Third, since in my case buffer_two has lower address than buffer_one, an Undefined behavior can be noticed when copying the 24-byte string in the 9-byte buffer_two. buffer_one is getting overwritten!! [AFTER] buffer_one is at 0x7ffc2db1e1a3 and contains '0123456789012345'.
Now, Regarding this:
however i assigned only 9-bytes of memory to buffer_two. And, why the address difference between buffer_two and buffer_one is 16 instead of 9.
Notice that, in my case, exact 9 bytes are allocated for buffer_one and buffer_two by my GCC.

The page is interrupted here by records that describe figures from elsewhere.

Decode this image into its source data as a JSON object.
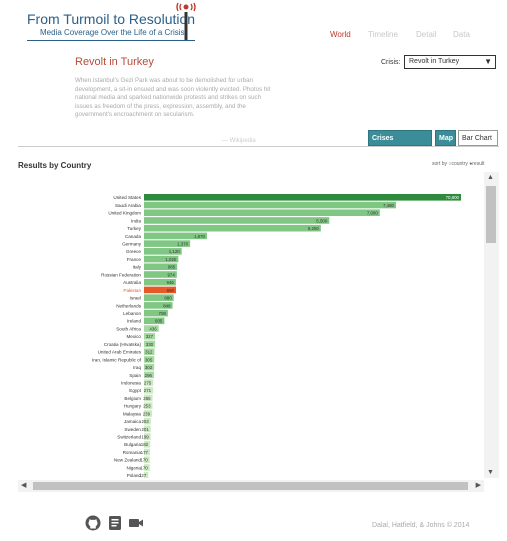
{
  "header": {
    "title": "From Turmoil to Resolution",
    "subtitle": "Media Coverage Over the Life of a Crisis"
  },
  "nav": [
    "World",
    "Timeline",
    "Detail",
    "Data"
  ],
  "crisis": {
    "title": "Revolt in Turkey",
    "description": "When Istanbul's Gezi Park was about to be demolished for urban development, a sit-in ensued and was soon violently evicted. Photos hit national media and sparked nationwide protests and strikes on such issues as freedom of the press, expression, assembly, and the government's encroachment on secularism.",
    "source": "— Wikipedia",
    "selector_label": "Crisis:",
    "selected": "Revolt in Turkey"
  },
  "views": [
    "Crises Compared",
    "Map",
    "Bar Chart"
  ],
  "results_heading": "Results by Country",
  "sort": {
    "label": "sort by",
    "options": [
      "country",
      "result"
    ]
  },
  "footer": {
    "credit": "Dalal, Hatfield, & Johns © 2014"
  },
  "colors": {
    "top": "#2e8b3d",
    "high": "#7fc783",
    "mid": "#a6d9a2",
    "low": "#cdeac4",
    "highlight": "#e8592a"
  },
  "chart_data": {
    "type": "bar",
    "orientation": "horizontal",
    "categories": [
      "United States",
      "Saudi Arabia",
      "United Kingdom",
      "India",
      "Turkey",
      "Canada",
      "Germany",
      "Greece",
      "France",
      "Italy",
      "Russian Federation",
      "Australia",
      "Pakistan",
      "Israel",
      "Netherlands",
      "Lebanon",
      "Ireland",
      "South Africa",
      "Mexico",
      "Croatia (Hrvatska)",
      "United Arab Emirates",
      "Iran, Islamic Republic of",
      "Iraq",
      "Spain",
      "Indonesia",
      "Egypt",
      "Belgium",
      "Hungary",
      "Malaysia",
      "Jamaica",
      "Sweden",
      "Switzerland",
      "Bulgaria",
      "Romania",
      "New Zealand",
      "Nigeria",
      "Poland",
      "Albania"
    ],
    "values": [
      70800,
      7480,
      7000,
      5500,
      5250,
      1870,
      1370,
      1120,
      1020,
      985,
      974,
      946,
      950,
      880,
      848,
      708,
      605,
      436,
      327,
      330,
      312,
      305,
      302,
      296,
      275,
      271,
      255,
      253,
      239,
      202,
      201,
      199,
      182,
      177,
      170,
      170,
      127,
      143
    ],
    "labels": [
      "70,800",
      "7,480",
      "7,000",
      "5,500",
      "5,250",
      "1,870",
      "1,370",
      "1,120",
      "1,020",
      "985",
      "974",
      "946",
      "950",
      "880",
      "848",
      "708",
      "605",
      "436",
      "327",
      "330",
      "312",
      "305",
      "302",
      "296",
      "275",
      "271",
      "255",
      "253",
      "239",
      "202",
      "201",
      "199",
      "182",
      "177",
      "170",
      "170",
      "127",
      "143"
    ],
    "highlight": "Pakistan"
  }
}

Normally, GCC tries to keep your automatic variables aligned to 2^n bytes on the stack so as to improve the performance even though it sacrifices few bytes for it. By default n=4. So, 16 (2^4) bytes are allocated in your case for a 9-byte array and the remaining 7 bytes are padded with null characters.
You can use -mpreferred-stack-boundary flag in GCC to change this alignment.
Read the docs or search for other questions on SO on the usage of that flag.